Thursday, May 20, 2010

Congratulations Gordon Brown

Gordon Brown a farmer who was to be turfed out of his generational family farm so that Stobart could redevelop Carlisle Airport has won his appeal , resulting in the quashing of the planning approval given by Carlisle City Council to Stobarts. The council were also refused the possiblity of an appeal at the Supreme Court.

Congratulations to Gordon on his victory!


Farmer wins appeal to stop Carlisle Airport revamp

Last updated at 13:51, Wednesday, 19 May 2010

A Cumbrian farmer has won his legal fight to overturn planning approval for the £25 million redevelopment of Carlisle Airport.

Gordon Brown

The Court of Appeal this morning quashed a decision by Carlisle City Council to allow Stobart Air to build a haulage depot and create a passenger and freight hub at the site.

Stobart said it was now looking at sites outside Cumbria for the depot, which could lead to hundreds of jobs leaving the county.

Three judges sitting in the Court of Appeal this morning upheld a challenge to the decision to grant consent to the scheme brought by Gordon Brown, of Irthington.

The council must now urgently reconsider the matter and faces hefty legal bills.

Stobart Air was granted permission for the plan in December 2009.

But Mr Brown claimed in court that the decision did not properly assess the environmental impact of the plan.

Lord Justice Sullivan agreed and said the city council should have insisted on a full assessment of the environmental impact not just of the freight facility, but also for the development of the airport.

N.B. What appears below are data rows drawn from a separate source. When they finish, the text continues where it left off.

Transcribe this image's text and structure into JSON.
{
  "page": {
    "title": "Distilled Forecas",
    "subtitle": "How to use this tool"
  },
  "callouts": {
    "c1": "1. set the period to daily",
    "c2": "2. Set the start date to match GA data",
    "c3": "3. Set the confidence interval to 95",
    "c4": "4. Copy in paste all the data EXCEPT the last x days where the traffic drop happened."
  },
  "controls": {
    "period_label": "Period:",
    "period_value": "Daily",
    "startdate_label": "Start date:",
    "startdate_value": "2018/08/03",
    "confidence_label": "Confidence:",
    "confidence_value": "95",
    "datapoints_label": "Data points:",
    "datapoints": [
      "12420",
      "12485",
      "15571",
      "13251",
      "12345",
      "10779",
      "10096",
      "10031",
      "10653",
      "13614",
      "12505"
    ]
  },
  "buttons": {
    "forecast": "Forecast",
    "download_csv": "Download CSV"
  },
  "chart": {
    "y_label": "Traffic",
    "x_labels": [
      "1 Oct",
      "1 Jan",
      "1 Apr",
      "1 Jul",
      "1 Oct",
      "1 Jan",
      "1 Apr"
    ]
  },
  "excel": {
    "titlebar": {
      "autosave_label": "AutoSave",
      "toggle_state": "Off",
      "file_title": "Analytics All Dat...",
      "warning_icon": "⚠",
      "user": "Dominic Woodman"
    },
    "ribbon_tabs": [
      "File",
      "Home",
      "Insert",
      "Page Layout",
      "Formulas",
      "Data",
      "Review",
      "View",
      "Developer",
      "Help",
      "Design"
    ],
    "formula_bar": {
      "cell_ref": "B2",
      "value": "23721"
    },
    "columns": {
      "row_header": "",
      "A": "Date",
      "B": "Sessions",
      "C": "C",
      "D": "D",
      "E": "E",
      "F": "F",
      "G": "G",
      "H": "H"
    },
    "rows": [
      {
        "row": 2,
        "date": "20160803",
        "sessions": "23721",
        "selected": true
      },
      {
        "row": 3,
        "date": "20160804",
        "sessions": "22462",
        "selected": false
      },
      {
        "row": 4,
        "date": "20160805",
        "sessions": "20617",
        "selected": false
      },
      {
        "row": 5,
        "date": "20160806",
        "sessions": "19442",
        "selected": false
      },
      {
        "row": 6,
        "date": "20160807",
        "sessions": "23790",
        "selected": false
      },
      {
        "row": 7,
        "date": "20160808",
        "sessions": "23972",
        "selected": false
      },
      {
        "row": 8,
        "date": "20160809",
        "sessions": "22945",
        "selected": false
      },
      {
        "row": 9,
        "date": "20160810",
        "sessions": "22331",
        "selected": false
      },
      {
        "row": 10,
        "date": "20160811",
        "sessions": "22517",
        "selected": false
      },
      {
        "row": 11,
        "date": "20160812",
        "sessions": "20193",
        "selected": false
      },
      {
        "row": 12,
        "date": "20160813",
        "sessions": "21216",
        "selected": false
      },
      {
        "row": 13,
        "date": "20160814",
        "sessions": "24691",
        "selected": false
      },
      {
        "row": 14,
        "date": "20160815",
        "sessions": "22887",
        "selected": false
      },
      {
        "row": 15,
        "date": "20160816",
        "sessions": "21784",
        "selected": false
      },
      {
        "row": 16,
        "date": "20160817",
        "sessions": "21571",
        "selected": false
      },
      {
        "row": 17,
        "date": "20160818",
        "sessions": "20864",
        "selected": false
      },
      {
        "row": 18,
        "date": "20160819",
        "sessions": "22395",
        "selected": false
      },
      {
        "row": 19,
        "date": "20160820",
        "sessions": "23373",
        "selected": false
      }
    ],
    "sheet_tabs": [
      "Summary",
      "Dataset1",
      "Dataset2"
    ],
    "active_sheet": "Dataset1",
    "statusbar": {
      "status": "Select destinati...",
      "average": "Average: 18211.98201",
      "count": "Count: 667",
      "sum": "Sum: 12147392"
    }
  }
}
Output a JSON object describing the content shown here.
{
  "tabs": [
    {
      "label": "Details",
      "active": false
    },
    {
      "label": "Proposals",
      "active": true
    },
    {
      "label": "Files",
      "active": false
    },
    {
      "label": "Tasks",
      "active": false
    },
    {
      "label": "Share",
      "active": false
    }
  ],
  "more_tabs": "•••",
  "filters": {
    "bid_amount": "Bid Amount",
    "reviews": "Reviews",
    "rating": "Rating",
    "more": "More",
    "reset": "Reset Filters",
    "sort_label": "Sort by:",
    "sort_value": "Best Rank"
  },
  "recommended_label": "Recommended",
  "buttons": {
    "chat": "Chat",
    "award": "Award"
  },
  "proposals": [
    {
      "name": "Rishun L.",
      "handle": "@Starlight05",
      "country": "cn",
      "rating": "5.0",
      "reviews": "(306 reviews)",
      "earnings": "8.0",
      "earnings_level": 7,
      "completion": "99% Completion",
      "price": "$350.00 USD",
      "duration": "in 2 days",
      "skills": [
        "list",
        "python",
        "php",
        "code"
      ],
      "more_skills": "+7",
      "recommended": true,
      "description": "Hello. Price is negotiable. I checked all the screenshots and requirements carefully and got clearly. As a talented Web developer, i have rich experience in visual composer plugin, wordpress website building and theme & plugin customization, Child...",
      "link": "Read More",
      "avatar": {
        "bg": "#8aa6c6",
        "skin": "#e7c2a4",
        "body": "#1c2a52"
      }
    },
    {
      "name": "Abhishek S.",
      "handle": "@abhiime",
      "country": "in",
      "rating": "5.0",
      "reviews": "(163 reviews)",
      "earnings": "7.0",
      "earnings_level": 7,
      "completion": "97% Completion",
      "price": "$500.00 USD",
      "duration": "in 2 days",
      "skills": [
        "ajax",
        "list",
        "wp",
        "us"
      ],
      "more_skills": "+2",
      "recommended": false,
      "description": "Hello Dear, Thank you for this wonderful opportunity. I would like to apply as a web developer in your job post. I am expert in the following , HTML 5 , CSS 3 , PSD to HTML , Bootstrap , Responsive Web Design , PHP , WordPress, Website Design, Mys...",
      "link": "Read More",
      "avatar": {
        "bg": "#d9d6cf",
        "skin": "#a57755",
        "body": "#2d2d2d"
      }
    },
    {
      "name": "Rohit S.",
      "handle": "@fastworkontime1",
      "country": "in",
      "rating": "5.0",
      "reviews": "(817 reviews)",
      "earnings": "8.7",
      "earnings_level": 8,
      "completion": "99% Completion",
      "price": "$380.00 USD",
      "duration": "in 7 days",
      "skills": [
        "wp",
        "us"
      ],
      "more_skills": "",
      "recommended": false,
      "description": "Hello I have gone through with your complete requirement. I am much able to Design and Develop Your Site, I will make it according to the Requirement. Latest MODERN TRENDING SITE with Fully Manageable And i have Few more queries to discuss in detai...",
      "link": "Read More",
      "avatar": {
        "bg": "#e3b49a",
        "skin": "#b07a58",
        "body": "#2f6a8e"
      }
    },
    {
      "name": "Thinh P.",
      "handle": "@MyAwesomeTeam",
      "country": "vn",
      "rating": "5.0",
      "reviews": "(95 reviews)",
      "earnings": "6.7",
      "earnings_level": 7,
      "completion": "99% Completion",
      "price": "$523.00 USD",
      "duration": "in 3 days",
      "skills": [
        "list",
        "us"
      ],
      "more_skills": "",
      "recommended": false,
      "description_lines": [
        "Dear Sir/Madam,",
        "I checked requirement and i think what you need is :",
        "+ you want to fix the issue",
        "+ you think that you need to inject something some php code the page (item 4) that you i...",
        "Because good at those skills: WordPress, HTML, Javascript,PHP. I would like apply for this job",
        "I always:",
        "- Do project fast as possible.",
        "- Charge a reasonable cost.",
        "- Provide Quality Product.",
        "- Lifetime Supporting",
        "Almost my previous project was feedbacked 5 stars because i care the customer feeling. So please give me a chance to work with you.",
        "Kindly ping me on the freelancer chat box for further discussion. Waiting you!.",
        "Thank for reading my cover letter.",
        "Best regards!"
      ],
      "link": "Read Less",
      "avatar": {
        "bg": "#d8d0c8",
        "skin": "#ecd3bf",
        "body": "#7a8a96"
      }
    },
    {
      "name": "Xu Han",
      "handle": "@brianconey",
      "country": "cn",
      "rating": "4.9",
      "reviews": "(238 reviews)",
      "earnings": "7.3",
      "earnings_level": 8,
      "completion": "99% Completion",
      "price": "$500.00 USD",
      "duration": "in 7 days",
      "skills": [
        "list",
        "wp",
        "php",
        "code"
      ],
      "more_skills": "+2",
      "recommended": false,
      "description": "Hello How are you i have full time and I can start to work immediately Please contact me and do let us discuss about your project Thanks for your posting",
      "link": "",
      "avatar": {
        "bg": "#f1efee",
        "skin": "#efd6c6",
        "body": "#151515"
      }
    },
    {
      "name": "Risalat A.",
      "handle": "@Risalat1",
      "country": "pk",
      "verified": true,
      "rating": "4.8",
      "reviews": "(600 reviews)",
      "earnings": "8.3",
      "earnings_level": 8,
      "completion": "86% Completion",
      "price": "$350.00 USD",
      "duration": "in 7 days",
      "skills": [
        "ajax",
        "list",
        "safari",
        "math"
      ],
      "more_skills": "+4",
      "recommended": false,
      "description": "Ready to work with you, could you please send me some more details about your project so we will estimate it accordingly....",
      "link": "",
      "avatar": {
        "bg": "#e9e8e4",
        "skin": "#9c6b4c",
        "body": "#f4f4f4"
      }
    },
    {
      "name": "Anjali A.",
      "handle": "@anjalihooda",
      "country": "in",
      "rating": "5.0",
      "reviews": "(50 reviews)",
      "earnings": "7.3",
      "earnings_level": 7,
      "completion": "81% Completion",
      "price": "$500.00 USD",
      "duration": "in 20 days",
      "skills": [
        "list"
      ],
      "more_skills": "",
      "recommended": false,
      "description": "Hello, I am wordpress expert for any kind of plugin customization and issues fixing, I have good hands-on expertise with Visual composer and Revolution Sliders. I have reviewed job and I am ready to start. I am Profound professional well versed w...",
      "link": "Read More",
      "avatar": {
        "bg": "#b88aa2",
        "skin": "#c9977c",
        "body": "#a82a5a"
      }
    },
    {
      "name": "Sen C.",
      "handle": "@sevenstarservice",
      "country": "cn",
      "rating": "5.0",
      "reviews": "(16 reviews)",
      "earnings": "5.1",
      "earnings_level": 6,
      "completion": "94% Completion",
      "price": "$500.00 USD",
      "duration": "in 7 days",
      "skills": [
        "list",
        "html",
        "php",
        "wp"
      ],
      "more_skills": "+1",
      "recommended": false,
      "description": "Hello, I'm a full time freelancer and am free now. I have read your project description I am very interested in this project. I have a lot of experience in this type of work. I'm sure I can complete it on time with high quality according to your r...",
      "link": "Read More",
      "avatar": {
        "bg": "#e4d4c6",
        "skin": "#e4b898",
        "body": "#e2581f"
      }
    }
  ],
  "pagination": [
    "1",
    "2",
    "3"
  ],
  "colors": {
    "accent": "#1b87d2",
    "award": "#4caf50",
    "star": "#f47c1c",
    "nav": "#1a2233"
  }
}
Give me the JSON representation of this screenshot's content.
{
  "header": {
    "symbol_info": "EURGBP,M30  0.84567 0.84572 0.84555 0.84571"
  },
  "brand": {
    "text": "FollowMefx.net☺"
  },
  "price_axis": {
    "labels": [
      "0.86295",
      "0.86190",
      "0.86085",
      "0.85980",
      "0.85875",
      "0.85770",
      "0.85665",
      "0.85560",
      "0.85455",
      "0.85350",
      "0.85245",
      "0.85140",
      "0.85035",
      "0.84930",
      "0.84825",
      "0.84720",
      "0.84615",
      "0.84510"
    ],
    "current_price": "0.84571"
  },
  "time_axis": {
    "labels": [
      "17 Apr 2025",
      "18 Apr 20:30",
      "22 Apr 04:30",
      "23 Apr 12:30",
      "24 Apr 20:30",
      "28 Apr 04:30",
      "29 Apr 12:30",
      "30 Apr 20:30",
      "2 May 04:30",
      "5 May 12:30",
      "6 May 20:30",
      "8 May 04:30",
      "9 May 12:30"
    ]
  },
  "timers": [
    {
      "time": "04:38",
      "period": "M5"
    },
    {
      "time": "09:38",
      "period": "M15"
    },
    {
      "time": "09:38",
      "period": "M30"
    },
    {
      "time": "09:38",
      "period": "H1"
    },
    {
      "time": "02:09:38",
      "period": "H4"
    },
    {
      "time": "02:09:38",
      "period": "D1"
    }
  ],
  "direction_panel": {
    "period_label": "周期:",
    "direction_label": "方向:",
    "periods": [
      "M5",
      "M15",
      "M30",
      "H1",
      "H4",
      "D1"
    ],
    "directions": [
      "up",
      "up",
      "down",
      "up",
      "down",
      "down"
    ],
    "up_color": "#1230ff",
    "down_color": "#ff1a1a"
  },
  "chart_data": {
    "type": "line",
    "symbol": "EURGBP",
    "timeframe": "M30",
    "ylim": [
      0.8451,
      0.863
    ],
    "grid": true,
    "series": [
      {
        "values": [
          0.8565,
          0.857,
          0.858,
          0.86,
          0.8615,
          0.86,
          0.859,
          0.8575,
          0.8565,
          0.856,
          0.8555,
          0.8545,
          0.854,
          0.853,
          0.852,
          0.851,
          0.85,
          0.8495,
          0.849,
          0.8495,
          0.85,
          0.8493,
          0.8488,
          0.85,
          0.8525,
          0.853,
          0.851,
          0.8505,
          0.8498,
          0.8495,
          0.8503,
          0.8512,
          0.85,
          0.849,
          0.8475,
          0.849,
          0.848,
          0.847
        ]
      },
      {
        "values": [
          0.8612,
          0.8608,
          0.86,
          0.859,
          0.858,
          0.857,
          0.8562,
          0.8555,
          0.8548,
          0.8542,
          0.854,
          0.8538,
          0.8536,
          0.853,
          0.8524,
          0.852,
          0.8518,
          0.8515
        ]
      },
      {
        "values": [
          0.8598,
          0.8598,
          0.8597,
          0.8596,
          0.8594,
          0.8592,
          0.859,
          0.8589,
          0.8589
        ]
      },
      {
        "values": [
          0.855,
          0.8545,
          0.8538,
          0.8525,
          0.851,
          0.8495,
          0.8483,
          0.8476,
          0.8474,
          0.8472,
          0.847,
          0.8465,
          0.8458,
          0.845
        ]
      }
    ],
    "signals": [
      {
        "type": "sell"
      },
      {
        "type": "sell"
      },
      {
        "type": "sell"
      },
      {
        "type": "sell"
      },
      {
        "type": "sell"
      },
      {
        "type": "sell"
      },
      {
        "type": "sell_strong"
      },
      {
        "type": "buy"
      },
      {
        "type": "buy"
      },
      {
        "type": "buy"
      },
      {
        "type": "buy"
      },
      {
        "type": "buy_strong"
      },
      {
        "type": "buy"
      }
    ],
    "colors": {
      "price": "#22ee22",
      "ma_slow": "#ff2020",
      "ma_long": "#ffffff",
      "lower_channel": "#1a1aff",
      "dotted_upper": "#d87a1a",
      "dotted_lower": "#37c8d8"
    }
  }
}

Although the council insisted that it would carry out such an assessment before any wider planning consent was granted, the judge said that was not good enough and construction of the freight facility might give the developer “a foot in the door”.

The judge, sitting with Lord Justice Jacob and Sir Mark Waller, also said there was a possibility that the facility might remain “completed but unoccupied” until the wider airport development, if consent for it is granted, becomes a reality.

The city council was refused permission to appeal further to the Supreme Court and was ordered to pay Mr Brown’s substantial legal costs.

Lord Justice Sullivan also rejected Stobart Air’s plea that the planning permission should not be overturned as the company was willing to promise that it would not commence construction of the freight facility until a full environmental impact assessment of the entire project was carried out.

Stobart chief executive Andrew Tinkler said: “We are very disappointed with the decision that the planning approval has been quashed.

“The application has therefore been returned to the city council for redetermination.

“We intend to appeal as we feel the court has not given due regard to us as an airport operator.

“Despite this setback, we remain committed to finding a solution for our future logistics activities at the airport.

“But from a business aspect, we have little choice but to start looking at alternative options and sites that will also satisfy the requirements of the expanding Stobart business.

“That’s the important thing for us: growing the business and securing more jobs for whichever region we will be based in.”

Aviation consultant Peter Elliott, who once worked for Mr Tinkler, and has fought protracted legal battles against Stobart Group and Mr Tinkler, said: “I am thrilled for the people of Irthington.

“There will now be no air freight aircraft flying low over their village.”

He also called on city council leader Mike Mitchelson to “consider his position”.